The Academic Minute for 2016.1.25-1.29

AM_week

Academic Minute from 1.25 – 1.29

Monday, January 25
Janet Rubin – University of North Carolina Chapel Hill
Osteoblasts
My cell and molecular biological investigations over the last 20 years have been aimed at understanding the control of bone remodeling. In the last several years, we have studied how mechanical forces, including strain, shear and vibration, alter the lineage decisions which are made by mesenchymal stem cell (MSC) precursors of bone, fat and other musculoskeletal elements. Our fundamental studies have characterized signaling pathways by which loading prevents adipogenesis and promotes osteogenesis.
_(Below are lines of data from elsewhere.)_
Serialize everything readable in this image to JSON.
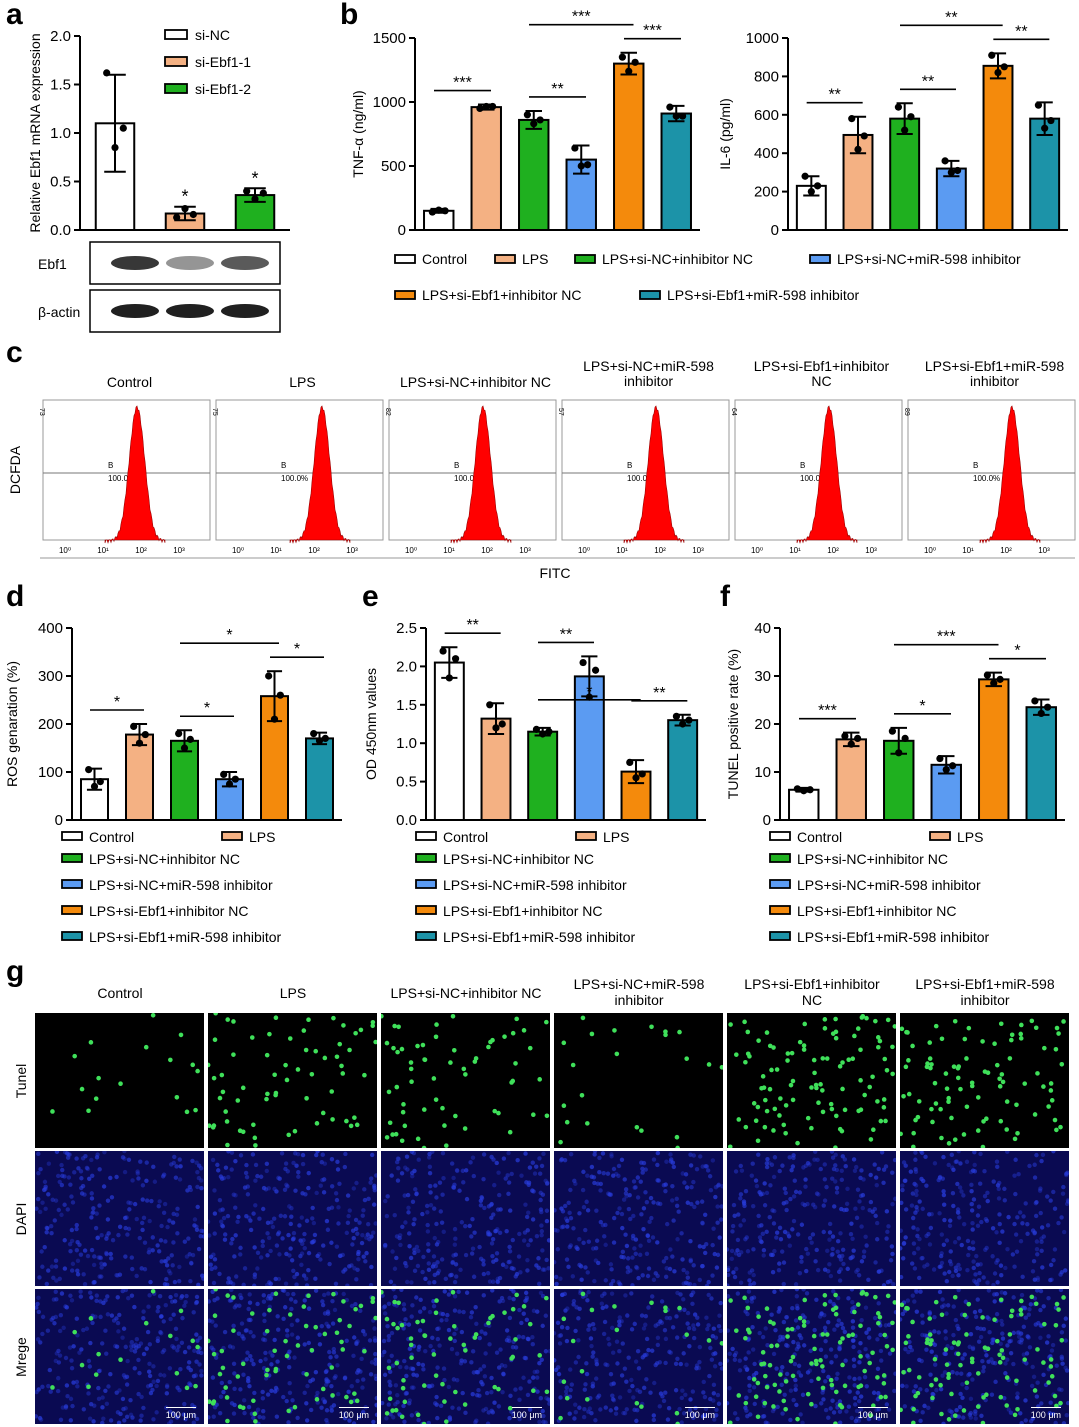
{
  "panel_letters": {
    "a": "a",
    "b": "b",
    "c": "c",
    "d": "d",
    "e": "e",
    "f": "f",
    "g": "g"
  },
  "groups6": [
    "Control",
    "LPS",
    "LPS+si-NC+inhibitor NC",
    "LPS+si-NC+miR-598 inhibitor",
    "LPS+si-Ebf1+inhibitor NC",
    "LPS+si-Ebf1+miR-598 inhibitor"
  ],
  "colors6": [
    "#ffffff",
    "#f4b183",
    "#1fb01f",
    "#5b9bf2",
    "#f48a0c",
    "#1c93a8"
  ],
  "chart_data": [
    {
      "id": "a",
      "type": "bar",
      "categories": [
        "si-NC",
        "si-Ebf1-1",
        "si-Ebf1-2"
      ],
      "values": [
        1.1,
        0.17,
        0.36
      ],
      "errors": [
        0.5,
        0.07,
        0.07
      ],
      "points": [
        [
          1.62,
          0.85,
          1.05
        ],
        [
          0.13,
          0.22,
          0.16
        ],
        [
          0.4,
          0.32,
          0.38
        ]
      ],
      "colors": [
        "#ffffff",
        "#f4b183",
        "#1fb01f"
      ],
      "ylabel": "Relative Ebf1 mRNA expression",
      "ylim": [
        0,
        2.0
      ],
      "yticks": [
        "0.0",
        "0.5",
        "1.0",
        "1.5",
        "2.0"
      ],
      "stars": [
        "",
        "*",
        "*"
      ],
      "legend": [
        "si-NC",
        "si-Ebf1-1",
        "si-Ebf1-2"
      ]
    },
    {
      "id": "b1",
      "type": "bar",
      "values": [
        150,
        960,
        860,
        550,
        1300,
        910
      ],
      "errors": [
        15,
        20,
        70,
        110,
        85,
        60
      ],
      "points": [
        [
          140,
          155,
          150
        ],
        [
          950,
          965,
          965
        ],
        [
          900,
          830,
          860
        ],
        [
          640,
          500,
          510
        ],
        [
          1350,
          1240,
          1310
        ],
        [
          960,
          890,
          890
        ]
      ],
      "ylabel": "TNF-α (ng/ml)",
      "ylim": [
        0,
        1500
      ],
      "yticks": [
        "0",
        "500",
        "1000",
        "1500"
      ],
      "comparisons": [
        {
          "a": 0,
          "b": 1,
          "label": "***"
        },
        {
          "a": 2,
          "b": 3,
          "label": "**"
        },
        {
          "a": 2,
          "b": 4,
          "label": "***"
        },
        {
          "a": 4,
          "b": 5,
          "label": "***"
        }
      ]
    },
    {
      "id": "b2",
      "type": "bar",
      "values": [
        230,
        495,
        580,
        320,
        855,
        580
      ],
      "errors": [
        50,
        95,
        80,
        40,
        65,
        85
      ],
      "points": [
        [
          280,
          200,
          230
        ],
        [
          580,
          420,
          490
        ],
        [
          640,
          520,
          590
        ],
        [
          360,
          300,
          310
        ],
        [
          910,
          820,
          850
        ],
        [
          650,
          530,
          570
        ]
      ],
      "ylabel": "IL-6 (pg/ml)",
      "ylim": [
        0,
        1000
      ],
      "yticks": [
        "0",
        "200",
        "400",
        "600",
        "800",
        "1000"
      ],
      "comparisons": [
        {
          "a": 0,
          "b": 1,
          "label": "**"
        },
        {
          "a": 2,
          "b": 3,
          "label": "**"
        },
        {
          "a": 2,
          "b": 4,
          "label": "**"
        },
        {
          "a": 4,
          "b": 5,
          "label": "**"
        }
      ]
    },
    {
      "id": "d",
      "type": "bar",
      "values": [
        85,
        178,
        165,
        85,
        258,
        170
      ],
      "errors": [
        22,
        22,
        22,
        15,
        52,
        12
      ],
      "points": [
        [
          105,
          70,
          80
        ],
        [
          195,
          160,
          178
        ],
        [
          180,
          150,
          168
        ],
        [
          95,
          75,
          85
        ],
        [
          300,
          210,
          260
        ],
        [
          180,
          165,
          170
        ]
      ],
      "ylabel": "ROS genaration (%)",
      "ylim": [
        0,
        400
      ],
      "yticks": [
        "0",
        "100",
        "200",
        "300",
        "400"
      ],
      "comparisons": [
        {
          "a": 0,
          "b": 1,
          "label": "*"
        },
        {
          "a": 2,
          "b": 3,
          "label": "*"
        },
        {
          "a": 2,
          "b": 4,
          "label": "*"
        },
        {
          "a": 4,
          "b": 5,
          "label": "*"
        }
      ]
    },
    {
      "id": "e",
      "type": "bar",
      "values": [
        2.05,
        1.32,
        1.15,
        1.87,
        0.63,
        1.3
      ],
      "errors": [
        0.2,
        0.2,
        0.05,
        0.26,
        0.15,
        0.07
      ],
      "points": [
        [
          2.2,
          1.85,
          2.1
        ],
        [
          1.5,
          1.2,
          1.25
        ],
        [
          1.18,
          1.12,
          1.15
        ],
        [
          2.05,
          1.6,
          1.95
        ],
        [
          0.75,
          0.55,
          0.6
        ],
        [
          1.35,
          1.25,
          1.3
        ]
      ],
      "ylabel": "OD 450nm values",
      "ylim": [
        0,
        2.5
      ],
      "yticks": [
        "0.0",
        "0.5",
        "1.0",
        "1.5",
        "2.0",
        "2.5"
      ],
      "comparisons": [
        {
          "a": 0,
          "b": 1,
          "label": "**"
        },
        {
          "a": 2,
          "b": 3,
          "label": "**"
        },
        {
          "a": 2,
          "b": 4,
          "label": "*"
        },
        {
          "a": 4,
          "b": 5,
          "label": "**"
        }
      ]
    },
    {
      "id": "f",
      "type": "bar",
      "values": [
        6.3,
        16.8,
        16.5,
        11.5,
        29.3,
        23.5
      ],
      "errors": [
        0.4,
        1.4,
        2.7,
        1.8,
        1.4,
        1.6
      ],
      "points": [
        [
          6.5,
          6.1,
          6.3
        ],
        [
          17.5,
          15.8,
          17.0
        ],
        [
          18.5,
          14.0,
          17.0
        ],
        [
          12.8,
          10.5,
          11.3
        ],
        [
          30.2,
          28.5,
          29.3
        ],
        [
          24.8,
          22.2,
          23.5
        ]
      ],
      "ylabel": "TUNEL positive rate (%)",
      "ylim": [
        0,
        40
      ],
      "yticks": [
        "0",
        "10",
        "20",
        "30",
        "40"
      ],
      "comparisons": [
        {
          "a": 0,
          "b": 1,
          "label": "***"
        },
        {
          "a": 2,
          "b": 3,
          "label": "*"
        },
        {
          "a": 2,
          "b": 4,
          "label": "***"
        },
        {
          "a": 4,
          "b": 5,
          "label": "*"
        }
      ]
    }
  ],
  "western": {
    "rows": [
      "Ebf1",
      "β-actin"
    ]
  },
  "flow": {
    "titles": [
      "Control",
      "LPS",
      "LPS+si-NC+inhibitor NC",
      "LPS+si-NC+miR-598\ninhibitor",
      "LPS+si-Ebf1+inhibitor\nNC",
      "LPS+si-Ebf1+miR-598\ninhibitor"
    ],
    "ymax": [
      "73",
      "75",
      "82",
      "57",
      "64",
      "89"
    ],
    "gate_name": "B",
    "gate_pct": "100.0%",
    "xticks": [
      "10⁰",
      "10¹",
      "10²",
      "10³"
    ],
    "ylabel": "DCFDA",
    "xlabel": "FITC",
    "color": "#ff0000"
  },
  "micro": {
    "titles": [
      "Control",
      "LPS",
      "LPS+si-NC+inhibitor NC",
      "LPS+si-NC+miR-598\ninhibitor",
      "LPS+si-Ebf1+inhibitor\nNC",
      "LPS+si-Ebf1+miR-598\ninhibitor"
    ],
    "rows": [
      "Tunel",
      "DAPI",
      "Mrege"
    ],
    "scale": "100 μm",
    "tunel_density": [
      0.15,
      0.6,
      0.55,
      0.2,
      0.95,
      0.85
    ]
  }
}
The MSC cytoskeleton undergoes reorganization upon stimulus of the same mechanical signal pathways, both affecting βcatenin delivery to the nucleus as well as other signals. Recently we have found that intranuclear actin induces osteogenesis in MSC, and enhances other osteogenic programs.

Tuesday, January 26
Martin Gerdes – New York Institute of Technology
Heart Failure
Martin Gerdes completed his Ph.D. at the University of Texas Medical Branch at Galveston in 1978 and was recently recognized as the 2013 Distinguished Alumnus of the Graduate School of Biomedical Sciences. Throughout his career, work has focused on understanding the cellular and molecular mechanisms of maladaptive ventricular remodeling in heart failure and potential treatments. He has published over 100 peer reviewed journal articles and has been the PI on ~$30M in NIH funding during his career. He has identified key cellular mechanisms involved in dilated heart failure, including a maladaptive change in myocyte shape.

Wednesday, January 27
Florin Dolcos – University of Illinois
Anxiety Disorders and Optimism
Prof. Florin Dolcos is a Faculty Member in the Department of Psychology, a member of the Beckman Institute’s Cognitive Neuroscience group, and the Director of the Social, Cognitive, Personality, and Emotional (SCoPE) Neuroscience Laboratory at the University of Illinois, Urbana-Champaign. His main research interests are in understanding the neuro-behavioral mechanisms of emotion-cognition interactions, in healthy and clinical populations.

Thursday, January 28
Germund Hesslow –  Lund University
Classical Conditioning and the Cerebellum
Germund Hesslow studied philosophy, psychology and medicine at Lund University in the seventies and eighties and received PhDs in philosophy and neurophysiology in 1984 and 1988 respectively. He taught philosophy of science for many years and is associate professor of philosophy since 1986. His work in neurophysiology was focused on the cerebellum. In 1989-1990 he did a postdoc with Christopher H Yeo in London to learn about Pavlovian conditioning. Yeo had demonstrated the role of the cerebellar cortex in this form of learning. After returning to Sweden, Hesslow set up his own lab in Lund to study the physiology of nerve cells in the cerebellum. He has focused on two problems, the nature of feedback regulation of learning and the mechanisms underlying timing of conditioned reflexes.

Friday, January 29
Kathrin Rothermich – McGill University
Social Communication
I studied Linguistics and Educational Science at the University of Leipzig (Germany) and obtained my PhD in Cognitive Science at the Max Planck Insitute for Human Cognitive and Brain Sciences (also Leipzig) and the University of Potsdam (Supervisor: Prof. Sonja A. Kotz). After that I took part in a transatlantic exchange program in auditory cognitive neuroscience and studied for 10 months at the International Laboratory for Brain, Music and Sound Research in Montreal (Université de Montréal, Supervisor: Prof. Isabelle Peretz). Since 2013 I am a postdoctoral fellow in the Neuropragmatics and Emotion Lab at McGill University (Supervisor: Prof. Marc D. Pell) and investigate the neural correlates of social communication with a focus on speaker intentions (such as sarcasm and pro-social lies) as well as emotion perception. To study social communication and emotion perception I mainly use behavioral, electrophysiological and eye tracking measures in both healthy and clinical populations (with a focus on Parkinson’s Disease patients). Additionally, I am interested in social inference and communicative appropriateness during social interactions, within and across different cultures.